Conselho vota renovação até 2032 enquanto clube analisa oferta concorrente com impacto financeiro imediato
Foto: Rubens Chiri/São Paulo O São Paulo vive dias decisivos fora de campo. Na próxima segunda-feira, o Conselho Deliberativo vai avaliar a proposta de renovação com a New Balance, que prevê a extensão do vínculo até 2032. Enquanto isso, uma investida da Penalty entrou no radar e aumentou o debate interno.
A diretoria já formalizou um acordo com a atual fornecedora, com valores mínimos garantidos na casa dos R$ 40 milhões por temporada, podendo alcançar até R$ 60 milhões com metas esportivas e comerciais. O contrato ainda inclui luvas e projeção de crescimento ao longo dos anos, sendo tratado internamente como um avanço em relação ao modelo atual.
Apesar disso, parte dos conselheiros demonstra resistência, principalmente em relação ao tempo de duração e às condições financeiras. Há movimentação para adiar a votação e ampliar a discussão antes de uma decisão definitiva.
Em paralelo, a Penalty apresentou uma proposta alternativa. O modelo oferece um aporte imediato mais robusto no momento da assinatura, mas com receita anual inferior na comparação direta, já que não inclui variáveis no mesmo nível do contrato concorrente.
Outro ponto que pesa na análise é o controle comercial.
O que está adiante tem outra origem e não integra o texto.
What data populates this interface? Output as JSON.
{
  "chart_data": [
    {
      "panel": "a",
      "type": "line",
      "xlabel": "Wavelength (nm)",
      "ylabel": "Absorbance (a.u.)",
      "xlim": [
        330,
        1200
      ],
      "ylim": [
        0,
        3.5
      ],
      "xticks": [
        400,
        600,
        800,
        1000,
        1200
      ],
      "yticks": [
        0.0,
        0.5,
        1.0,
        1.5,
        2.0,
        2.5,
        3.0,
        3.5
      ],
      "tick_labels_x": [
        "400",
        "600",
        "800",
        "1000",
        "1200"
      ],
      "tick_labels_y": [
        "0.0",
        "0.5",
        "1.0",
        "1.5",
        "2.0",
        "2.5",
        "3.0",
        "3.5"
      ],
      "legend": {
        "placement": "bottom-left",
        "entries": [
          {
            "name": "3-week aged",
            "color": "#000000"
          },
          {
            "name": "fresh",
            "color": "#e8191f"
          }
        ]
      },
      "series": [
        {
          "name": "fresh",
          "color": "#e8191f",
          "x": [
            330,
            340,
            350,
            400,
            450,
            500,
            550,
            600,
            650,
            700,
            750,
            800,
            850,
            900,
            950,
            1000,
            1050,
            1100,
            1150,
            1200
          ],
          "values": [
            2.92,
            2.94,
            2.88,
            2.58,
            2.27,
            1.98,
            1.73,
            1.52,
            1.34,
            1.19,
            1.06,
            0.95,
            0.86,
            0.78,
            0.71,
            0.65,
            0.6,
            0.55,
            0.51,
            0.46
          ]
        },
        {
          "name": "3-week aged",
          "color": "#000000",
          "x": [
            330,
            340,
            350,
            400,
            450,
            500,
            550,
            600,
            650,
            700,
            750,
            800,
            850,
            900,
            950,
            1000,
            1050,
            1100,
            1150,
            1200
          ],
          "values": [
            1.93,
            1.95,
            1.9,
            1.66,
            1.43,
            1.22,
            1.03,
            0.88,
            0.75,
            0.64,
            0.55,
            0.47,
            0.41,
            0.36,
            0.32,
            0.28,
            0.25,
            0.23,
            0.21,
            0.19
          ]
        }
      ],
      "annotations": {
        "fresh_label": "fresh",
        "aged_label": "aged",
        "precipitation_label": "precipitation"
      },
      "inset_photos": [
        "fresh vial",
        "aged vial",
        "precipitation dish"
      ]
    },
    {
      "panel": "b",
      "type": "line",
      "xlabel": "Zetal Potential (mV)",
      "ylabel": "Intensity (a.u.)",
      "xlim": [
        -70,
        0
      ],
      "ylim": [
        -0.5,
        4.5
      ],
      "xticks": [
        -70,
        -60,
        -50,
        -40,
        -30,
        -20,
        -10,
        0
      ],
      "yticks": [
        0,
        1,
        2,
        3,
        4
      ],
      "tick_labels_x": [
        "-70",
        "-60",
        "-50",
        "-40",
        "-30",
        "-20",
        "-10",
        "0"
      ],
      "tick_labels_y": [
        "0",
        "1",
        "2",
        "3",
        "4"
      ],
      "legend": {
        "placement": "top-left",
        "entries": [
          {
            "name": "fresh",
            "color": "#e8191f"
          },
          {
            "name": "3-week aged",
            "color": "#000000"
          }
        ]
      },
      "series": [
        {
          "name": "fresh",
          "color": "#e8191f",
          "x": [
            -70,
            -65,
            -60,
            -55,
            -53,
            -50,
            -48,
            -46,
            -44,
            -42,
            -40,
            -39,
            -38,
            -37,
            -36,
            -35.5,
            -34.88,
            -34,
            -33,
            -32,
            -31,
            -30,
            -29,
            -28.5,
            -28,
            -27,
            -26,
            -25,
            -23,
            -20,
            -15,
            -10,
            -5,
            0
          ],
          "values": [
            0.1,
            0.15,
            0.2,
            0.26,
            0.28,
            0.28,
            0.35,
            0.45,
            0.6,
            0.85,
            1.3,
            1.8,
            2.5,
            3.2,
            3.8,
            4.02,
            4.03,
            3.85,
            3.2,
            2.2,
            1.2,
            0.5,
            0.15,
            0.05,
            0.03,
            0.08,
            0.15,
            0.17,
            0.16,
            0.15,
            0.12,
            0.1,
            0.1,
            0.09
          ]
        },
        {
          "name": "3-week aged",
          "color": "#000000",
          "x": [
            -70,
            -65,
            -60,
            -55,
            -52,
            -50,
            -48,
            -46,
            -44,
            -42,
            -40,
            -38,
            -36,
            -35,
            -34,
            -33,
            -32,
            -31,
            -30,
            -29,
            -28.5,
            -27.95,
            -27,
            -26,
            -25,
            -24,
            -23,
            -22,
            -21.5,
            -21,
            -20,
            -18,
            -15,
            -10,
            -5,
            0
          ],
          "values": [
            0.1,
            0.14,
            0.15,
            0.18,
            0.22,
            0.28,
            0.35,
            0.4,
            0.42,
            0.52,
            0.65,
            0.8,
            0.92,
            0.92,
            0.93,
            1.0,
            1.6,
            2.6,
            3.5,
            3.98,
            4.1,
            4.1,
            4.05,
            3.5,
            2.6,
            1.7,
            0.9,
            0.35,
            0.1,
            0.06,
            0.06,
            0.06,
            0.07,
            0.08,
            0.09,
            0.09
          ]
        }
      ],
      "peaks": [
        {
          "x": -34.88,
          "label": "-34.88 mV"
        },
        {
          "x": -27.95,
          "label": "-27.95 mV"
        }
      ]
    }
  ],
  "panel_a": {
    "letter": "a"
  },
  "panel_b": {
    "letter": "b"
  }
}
A proposta da empresa brasileira prevê assumir a operação de lojas e do e-commerce do clube, o que pode reduzir receitas recorrentes. Já a New Balance mantém participação do São Paulo nas vendas, com garantia mínima mesmo em cenários menos favoráveis.
Além dos números, o clube também considera fatores estratégicos, como alcance de mercado e histórico das parcerias. A marca americana tem distribuição global e forte presença internacional, enquanto a relação com a Penalty no passado terminou de forma antecipada.
A definição depende exclusivamente do Conselho. Caso o acordo com a New Balance não seja aprovado, o clube fica livre para rediscutir caminhos sem penalidades previstas em contrato.